As we know that the range of $\cot \left(\cot ^{-1} x\right) \text { is } x \text { for } x \in \mathbb{R} \text { ( real number) }$

Given:

$\cot \left(\cos ^{-1}\left(\frac{3}{5}\right)\right)$

Solution:

In place of $\cot ^{-1} x$  here is $\cos ^{-1} x$

So, we convert $\cos ^{-1} x$ into $\cot ^{-1} x$.

Let’s suppose that,

\begin{aligned} &\cos ^{-1} \left (\frac{3}{5} \right )=\alpha \\ &\cos \alpha=\frac{3}{5}=\frac{B}{H} \end{aligned}

Let, in $\Delta ABC$,  angle $CAB = \alpha$ and right angle at B.

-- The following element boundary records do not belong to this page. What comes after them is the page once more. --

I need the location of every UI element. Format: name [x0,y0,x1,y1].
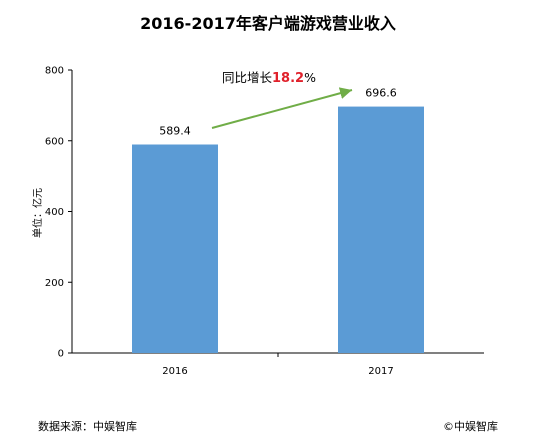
y-axis-label: 单位：亿元 [31,188,44,238]
bar-2017 [338,106,424,353]
y-tick-label: 400 [45,207,64,218]
bars [132,106,424,353]
growth-suffix: % [304,70,316,85]
growth-annotation: 同比增长18.2% [222,70,316,86]
growth-arrow [211,87,353,129]
data-label-2017: 696.6 [365,87,397,100]
y-tick-label: 0 [58,349,64,360]
value-labels: 589.4 696.6 [159,87,397,138]
growth-value: 18.2 [272,71,304,86]
growth-prefix: 同比增长 [222,70,273,85]
copyright: ©中娱智库 [443,419,498,433]
y-tick-label: 200 [45,278,64,289]
chart-title: 2016-2017年客户端游戏营业收入 [140,14,396,33]
data-label-2016: 589.4 [159,124,191,137]
x-tick-label: 2016 [162,366,187,377]
x-tick-label: 2017 [368,366,393,377]
y-ticks: 0 200 400 600 800 [45,66,72,360]
y-tick-label: 600 [45,136,64,147]
x-ticks: 2016 2017 [162,353,394,377]
bar-2016 [132,144,218,353]
y-tick-label: 800 [45,66,64,77]
source-note: 数据来源：中娱智库 [38,419,137,433]
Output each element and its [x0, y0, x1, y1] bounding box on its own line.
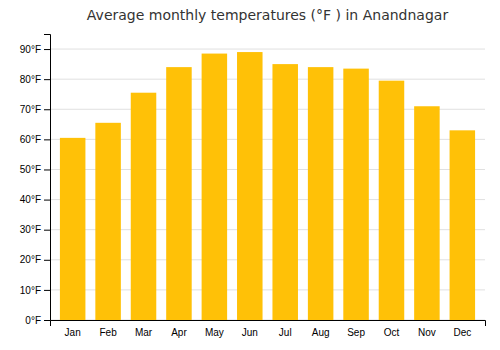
y-tick: 60°F: [20, 134, 50, 145]
grid-line: [50, 79, 485, 80]
y-tick: 40°F: [20, 194, 50, 205]
tick-label: Dec: [453, 327, 471, 338]
tick-mark: [44, 109, 50, 110]
tick-label: 40°F: [20, 194, 41, 205]
x-tick: Mar: [135, 327, 153, 338]
tick-label: Jul: [279, 327, 292, 338]
tick-label: 10°F: [20, 285, 41, 296]
bar: [95, 123, 121, 320]
tick-mark: [44, 290, 50, 291]
bar: [414, 106, 440, 320]
tick-mark: [44, 169, 50, 170]
x-tick: Jan: [65, 327, 81, 338]
bar: [237, 52, 263, 320]
y-tick: 50°F: [20, 164, 50, 175]
y-tick: 30°F: [20, 224, 50, 235]
x-tick: Dec: [453, 327, 471, 338]
y-tick: 10°F: [20, 285, 50, 296]
tick-label: Feb: [99, 327, 117, 338]
tick-mark: [44, 200, 50, 201]
plot-area: 0°F 10°F 20°F 30°F 40°F 50°F 60°F 70°F 80°F 90°F J…: [20, 35, 486, 339]
grid-line: [50, 49, 485, 50]
y-axis: 0°F 10°F 20°F 30°F 40°F 50°F 60°F 70°F 80°F 90°F: [20, 35, 51, 326]
tick-label: Nov: [418, 327, 436, 338]
title: Average monthly temperatures (°F ) in An…: [87, 7, 449, 23]
tick-label: 0°F: [25, 315, 41, 326]
axis-line: [44, 35, 51, 321]
y-tick: 20°F: [20, 254, 50, 265]
bar: [272, 64, 298, 320]
tick-mark: [44, 320, 50, 321]
tick-label: Aug: [312, 327, 330, 338]
tick-label: 20°F: [20, 254, 41, 265]
tick-mark: [44, 260, 50, 261]
bars: [60, 52, 475, 320]
x-tick: Feb: [99, 327, 117, 338]
bar: [450, 130, 476, 320]
x-tick: Oct: [384, 327, 400, 338]
bar: [202, 54, 228, 320]
bar: [166, 67, 192, 320]
bar: [379, 81, 405, 320]
tick-label: Jun: [242, 327, 258, 338]
x-tick: Apr: [171, 327, 187, 338]
tick-label: 50°F: [20, 164, 41, 175]
x-tick: Jul: [279, 327, 292, 338]
y-tick: 0°F: [25, 315, 50, 326]
chart: 0°F 10°F 20°F 30°F 40°F 50°F 60°F 70°F 80°F 90°F J…: [0, 0, 500, 350]
tick-label: 30°F: [20, 224, 41, 235]
tick-label: Sep: [347, 327, 365, 338]
tick-label: 70°F: [20, 104, 41, 115]
x-tick: Aug: [312, 327, 330, 338]
bar: [343, 69, 369, 320]
tick-mark: [44, 79, 50, 80]
tick-mark: [44, 49, 50, 50]
x-tick: Jun: [242, 327, 258, 338]
tick-label: May: [205, 327, 224, 338]
bar: [308, 67, 334, 320]
grid: [50, 49, 485, 320]
tick-mark: [44, 139, 50, 140]
tick-label: Apr: [171, 327, 187, 338]
bar: [60, 138, 86, 320]
x-tick: May: [205, 327, 224, 338]
tick-mark: [44, 230, 50, 231]
bar: [131, 93, 157, 320]
tick-label: 90°F: [20, 44, 41, 55]
x-tick: Sep: [347, 327, 365, 338]
axis-line: [51, 321, 486, 327]
tick-label: Oct: [384, 327, 400, 338]
tick-label: 60°F: [20, 134, 41, 145]
y-tick: 80°F: [20, 74, 50, 85]
x-axis: Jan Feb Mar Apr May Jun Jul Aug Sep Oct Nov Dec: [51, 321, 486, 339]
tick-label: Mar: [135, 327, 153, 338]
y-tick: 70°F: [20, 104, 50, 115]
tick-label: Jan: [65, 327, 81, 338]
y-tick: 90°F: [20, 44, 50, 55]
tick-label: 80°F: [20, 74, 41, 85]
x-tick: Nov: [418, 327, 436, 338]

\begin{aligned} &\\ &(A C)^{2}=(A B)^{2}+(B C)^{2} \\ &(5)^{2}=3^{2}+(B C)^{2} \\ &25=9 + (BC)^2 \\ & (BC)^2= 16\end{aligned}

$BC=\pm 4$                [we will ignore the -ve sign because BC is a length and it can’t be -ve]

$BC= 4$

\begin{aligned} &\cot \left(\cos ^{-1}\left(\frac{3}{5}\right)\right)=\cot c \\ &\cot \alpha=\frac{3}{4} \\ &\cot \left(\cos ^{-1}\left(\frac{3}{5}\right)\right)=\frac{3}{4} \end{aligned}